Porto Rico et les Antilles françaises

Lorsque les iles françaises des Antilles, St Martin et St Barthélémy, ont été dévastées par deux ouragans successifs, la métropole a fait ce qui s'imposait. Elle a engagé des budgets de reconstruction de plusieurs milliards. Même si ceci est encore jugé insuffisant, on peut espérer que le nécessaire sera fait.

Ce sera évidemment le budget national, c'est-à-dire l'ensemble des contribuables français, qui participera à la reconstruction. Par ailleurs les secours d'urgence ont été organisés, afin que les sinistrés ne vivent pas plusieurs semaines sous la tente.
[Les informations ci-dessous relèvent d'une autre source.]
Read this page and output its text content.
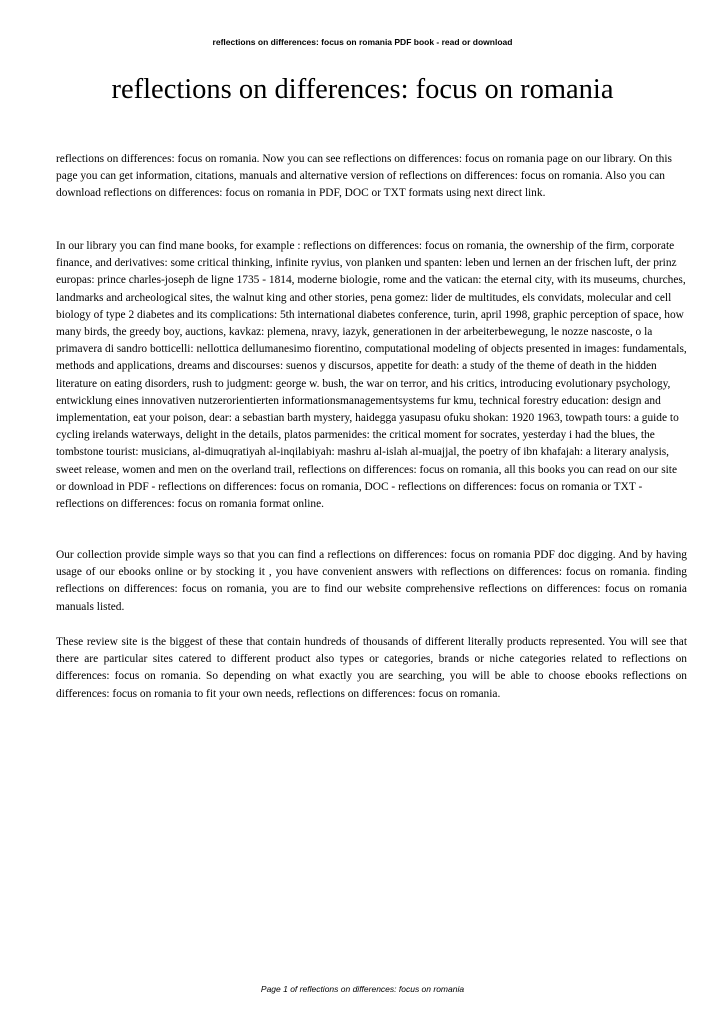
reflections on differences: focus on romania PDF book - read or download
reflections on differences: focus on romania

reflections on differences: focus on romania. Now you can see reflections on differences: focus on romania page on our library. On this page you can get information, citations, manuals and alternative version of reflections on differences: focus on romania. Also you can download reflections on differences: focus on romania in PDF, DOC or TXT formats using next direct link.

In our library you can find mane books, for example : reflections on differences: focus on romania, the ownership of the firm, corporate finance, and derivatives: some critical thinking, infinite ryvius, von planken und spanten: leben und lernen an der frischen luft, der prinz europas: prince charles-joseph de ligne 1735 - 1814, moderne biologie, rome and the vatican: the eternal city, with its museums, churches, landmarks and archeological sites, the walnut king and other stories, pena gomez: lider de multitudes, els convidats, molecular and cell biology of type 2 diabetes and its complications: 5th international diabetes conference, turin, april 1998, graphic perception of space, how many birds, the greedy boy, auctions, kavkaz: plemena, nravy, iazyk, generationen in der arbeiterbewegung, le nozze nascoste, o la primavera di sandro botticelli: nellottica dellumanesimo fiorentino, computational modeling of objects presented in images: fundamentals, methods and applications, dreams and discourses: suenos y discursos, appetite for death: a study of the theme of death in the hidden literature on eating disorders, rush to judgment: george w. bush, the war on terror, and his critics, introducing evolutionary psychology, entwicklung eines innovativen nutzerorientierten informationsmanagementsystems fur kmu, technical forestry education: design and implementation, eat your poison, dear: a sebastian barth mystery, haidegga yasupasu ofuku shokan: 1920 1963, towpath tours: a guide to cycling irelands waterways, delight in the details, platos parmenides: the critical moment for socrates, yesterday i had the blues, the tombstone tourist: musicians, al-dimuqratiyah al-inqilabiyah: mashru al-islah al-muajjal, the poetry of ibn khafajah: a literary analysis, sweet release, women and men on the overland trail, reflections on differences: focus on romania, all this books you can read on our site or download in PDF - reflections on differences: focus on romania, DOC - reflections on differences: focus on romania or TXT - reflections on differences: focus on romania format online.

Our collection provide simple ways so that you can find a reflections on differences: focus on romania PDF doc digging. And by having usage of our ebooks online or by stocking it , you have convenient answers with reflections on differences: focus on romania. finding reflections on differences: focus on romania, you are to find our website comprehensive reflections on differences: focus on romania manuals listed.

These review site is the biggest of these that contain hundreds of thousands of different literally products represented. You will see that there are particular sites catered to different product also types or categories, brands or niche categories related to reflections on differences: focus on romania. So depending on what exactly you are searching, you will be able to choose ebooks reflections on differences: focus on romania to fit your own needs, reflections on differences: focus on romania.

Page 1 of reflections on differences: focus on romania
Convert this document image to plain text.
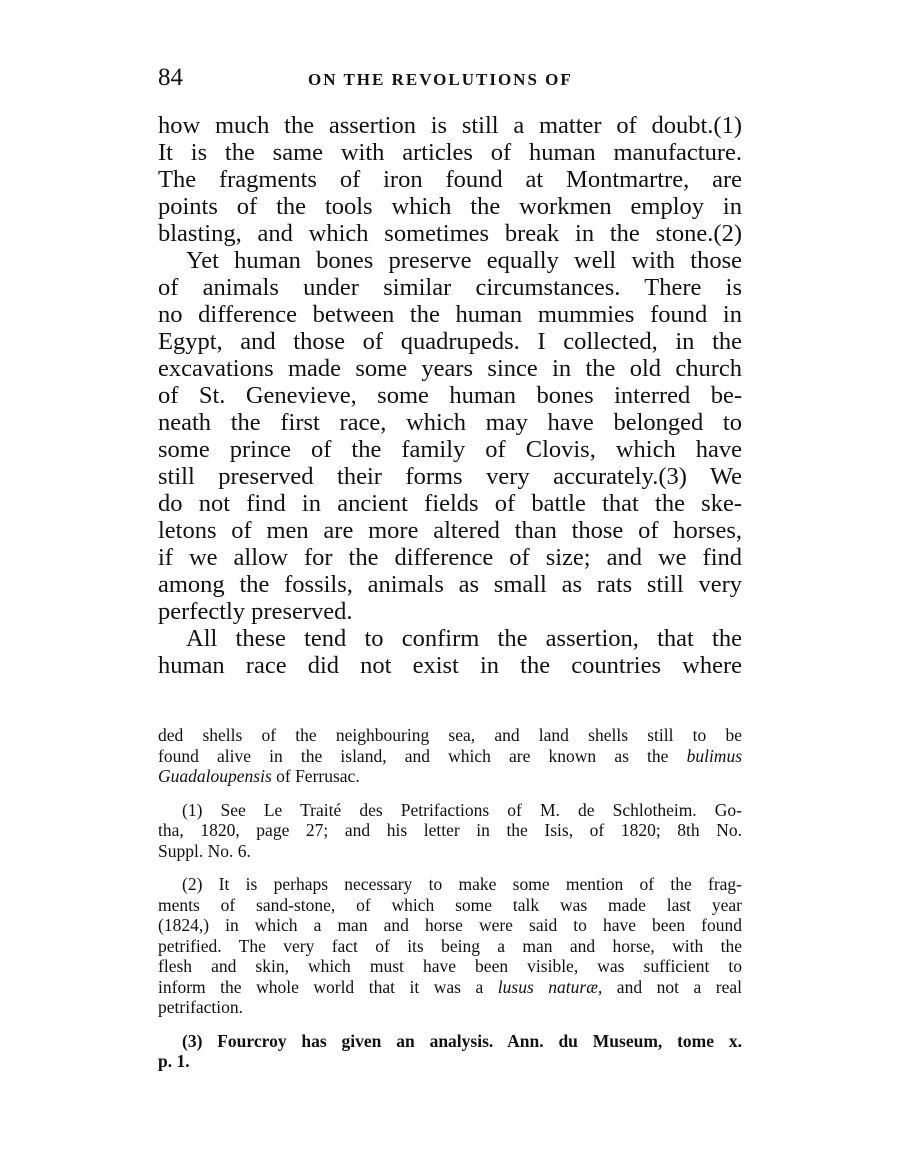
84	ON THE REVOLUTIONS OF
how much the assertion is still a matter of doubt.(1)
It is the same with articles of human manufacture.
The fragments of iron found at Montmartre, are
points of the tools which the workmen employ in
blasting, and which sometimes break in the stone.(2)
Yet human bones preserve equally well with those
of animals under similar circumstances. There is
no difference between the human mummies found in
Egypt, and those of quadrupeds. I collected, in the
excavations made some years since in the old church
of St. Genevieve, some human bones interred be-
neath the first race, which may have belonged to
some prince of the family of Clovis, which have
still preserved their forms very accurately.(3) We
do not find in ancient fields of battle that the ske-
letons of men are more altered than those of horses,
if we allow for the difference of size; and we find
among the fossils, animals as small as rats still very
perfectly preserved.
All these tend to confirm the assertion, that the
human race did not exist in the countries where
ded shells of the neighbouring sea, and land shells still to be
found alive in the island, and which are known as the bulimus
Guadaloupensis of Ferrusac.
(1) See Le Traité des Petrifactions of M. de Schlotheim. Go-
tha, 1820, page 27; and his letter in the Isis, of 1820; 8th No.
Suppl. No. 6.
(2) It is perhaps necessary to make some mention of the frag-
ments of sand-stone, of which some talk was made last year
(1824,) in which a man and horse were said to have been found
petrified. The very fact of its being a man and horse, with the
flesh and skin, which must have been visible, was sufficient to
inform the whole world that it was a lusus naturæ, and not a real
petrifaction.
(3) Fourcroy has given an analysis. Ann. du Museum, tome x.
p. 1.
Les habitants de l'le des Antilles américaine Porto-Rico, considérée par la Fédération comme un Etat Libre Associé, n'ont pas la même chance. Les Porto-Ricains qui se félicitaient jusqu'à présent d'être des citoyens américains, constatent qu'ils ne le sont pas. Trois semaines après que l'ouragan Irma ait presque détruit l'ile, leur situation demeure désastreuse. Des milliers d'entre eux restent entassés dans des baraquements d'urgence à San Juan. 10% seulement d'entre eux ont l'électricité, selon la Puerto Rico Electric Power Authority..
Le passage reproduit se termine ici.